The four body chapters display close philological readings that map and explain iterations of elegiac consciousness in Kalidasa’s oeuvre. Sarkar begins this discussion by relating these prototypes of grief to the Ramayana (an argument made by Robert Goldman, but she extends it) and to Buddhist literature such as Asvaghosa’s Saundarananda. She locates formulations of the lament that are similar to Kalidasa’s vilapa: broken promises, curses, remembering and reviving love through mnemonic symbols, and the gendered suffering of women in a world determined not by love but by dharma. Further, in Kalidasa, the vimarsa becomes a mode of asking questions about the causal powers behind grief and suffering. The second chapter discusses the genealogical narratives of the mahakavyas, Raghuvamsa and Kumarasambhava. She argues that these long poems do not create a feeling of triumphalist success in the continuity of the family line, offering instead a period of extended reflection in which the larger ideas of agency and causality are explored. Who is responsible for grief? Can one get over it or does it change one irrevocably? Here, Sarkar introduces the idea of grief as a state of being estranged from oneself, the state of alteritas or anyatha. The third chapter provides a close reading of Sakuntala’s trial, explaining how Dusyanta’s choices and actions ultimately exercise a profound impact on his own consciousness. Instead of seeing the curse and the amnesia as elements that drive the plot in a formalist vein, Sarkar delves into the philosophical implications of perception, memory, and recognition. The final chapter examines tropes of poetic substitution, such as tortured lovers, driven to madness by separation, entreating non-human messengers to carry messages to their beloved. Sarkar argues that the Meghaduta is not an exercise in demonstrating love’s irrationality but a lament. Meghaduta’s yaksa stands as a solitary figure whose path to healing is through exercising the imagination.

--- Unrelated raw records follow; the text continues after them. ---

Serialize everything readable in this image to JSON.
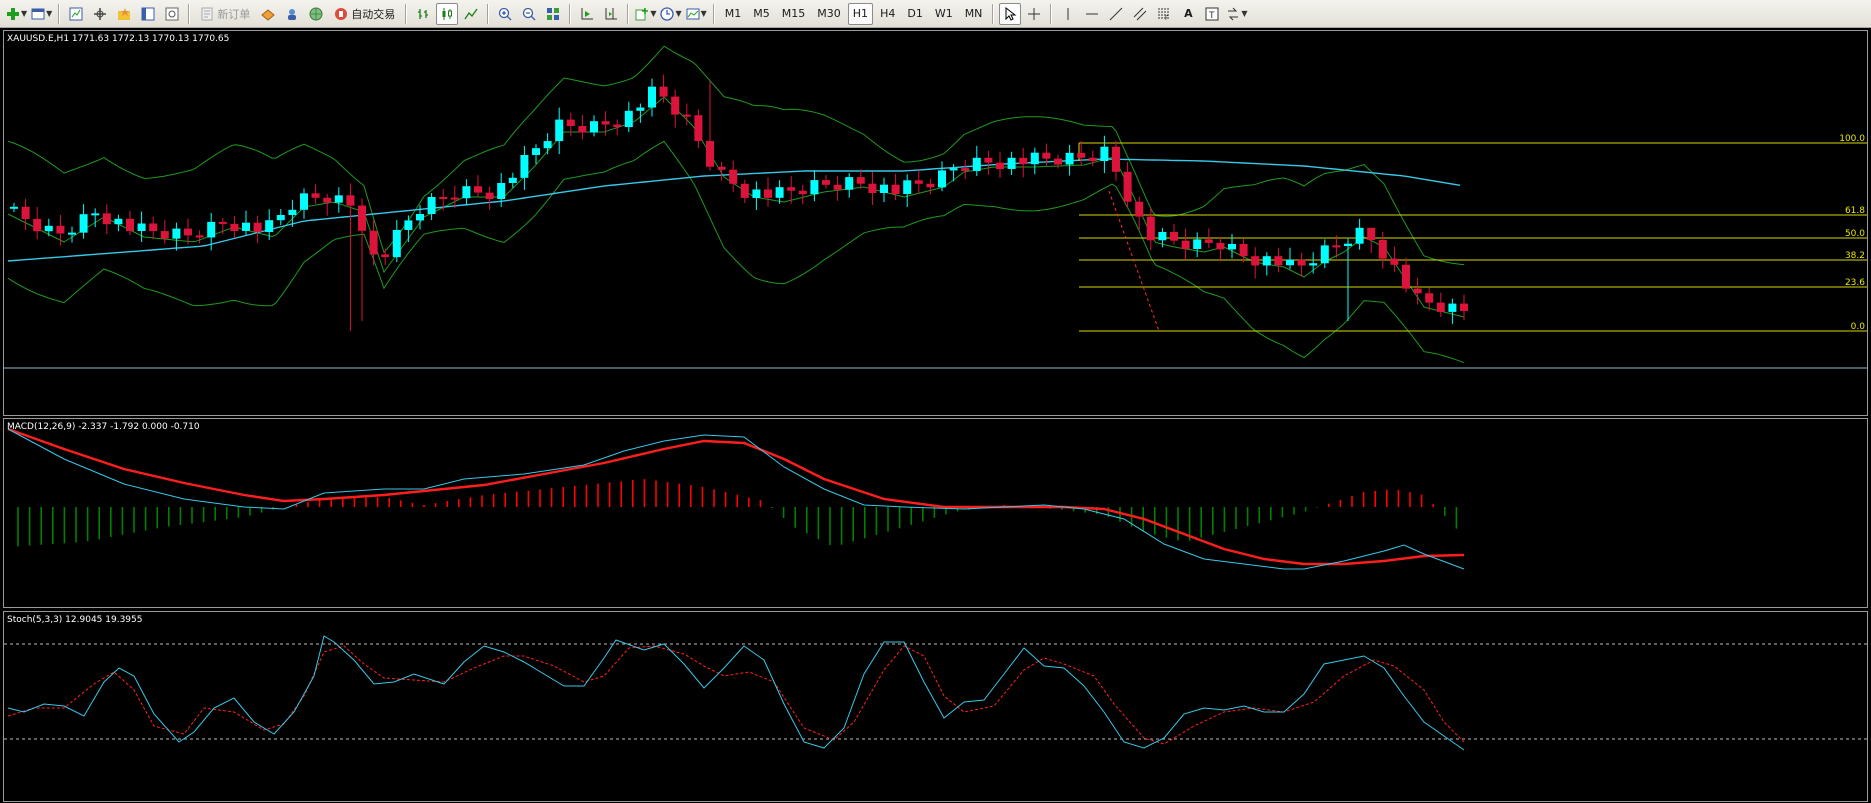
{
  "toolbar": {
    "new_order_label": "新订单",
    "auto_trade_label": "自动交易",
    "timeframes": [
      "M1",
      "M5",
      "M15",
      "M30",
      "H1",
      "H4",
      "D1",
      "W1",
      "MN"
    ],
    "active_timeframe": "H1",
    "text_tool_label": "A",
    "text_label_tool_label": "T"
  },
  "main_chart": {
    "label": "XAUUSD.E,H1  1771.63 1772.13 1770.13 1770.65",
    "bull_color": "#00ffff",
    "bear_color": "#dc143c",
    "fib_levels": [
      "100.0",
      "61.8",
      "50.0",
      "38.2",
      "23.6",
      "0.0"
    ]
  },
  "macd": {
    "label": "MACD(12,26,9) -2.337 -1.792 0.000 -0.710",
    "hist_pos_color": "#ff0000",
    "hist_neg_color": "#008000"
  },
  "stoch": {
    "label": "Stoch(5,3,3) 12.9045 19.3955"
  }
}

Classical Sanskrit Tragedy will be of great interest to both scholars and general readers. It is an erudite book with profound insights into the history of emotions in classical India. By drawing upon a large body of texts across kavya, nyaya, and the Buddhist canon, Sarkar explores how suffering has been cognized and expressed across these genres and traditions. Although not explicitly articulated as such by Sarkar, a startling revelation of the book is the gendered experience of grief. The book is a beautiful exploration of how pain leads to the breakdown of gender roles; male despair and fragility; and the shared features of female bereavement and anguish across secular and religious texts.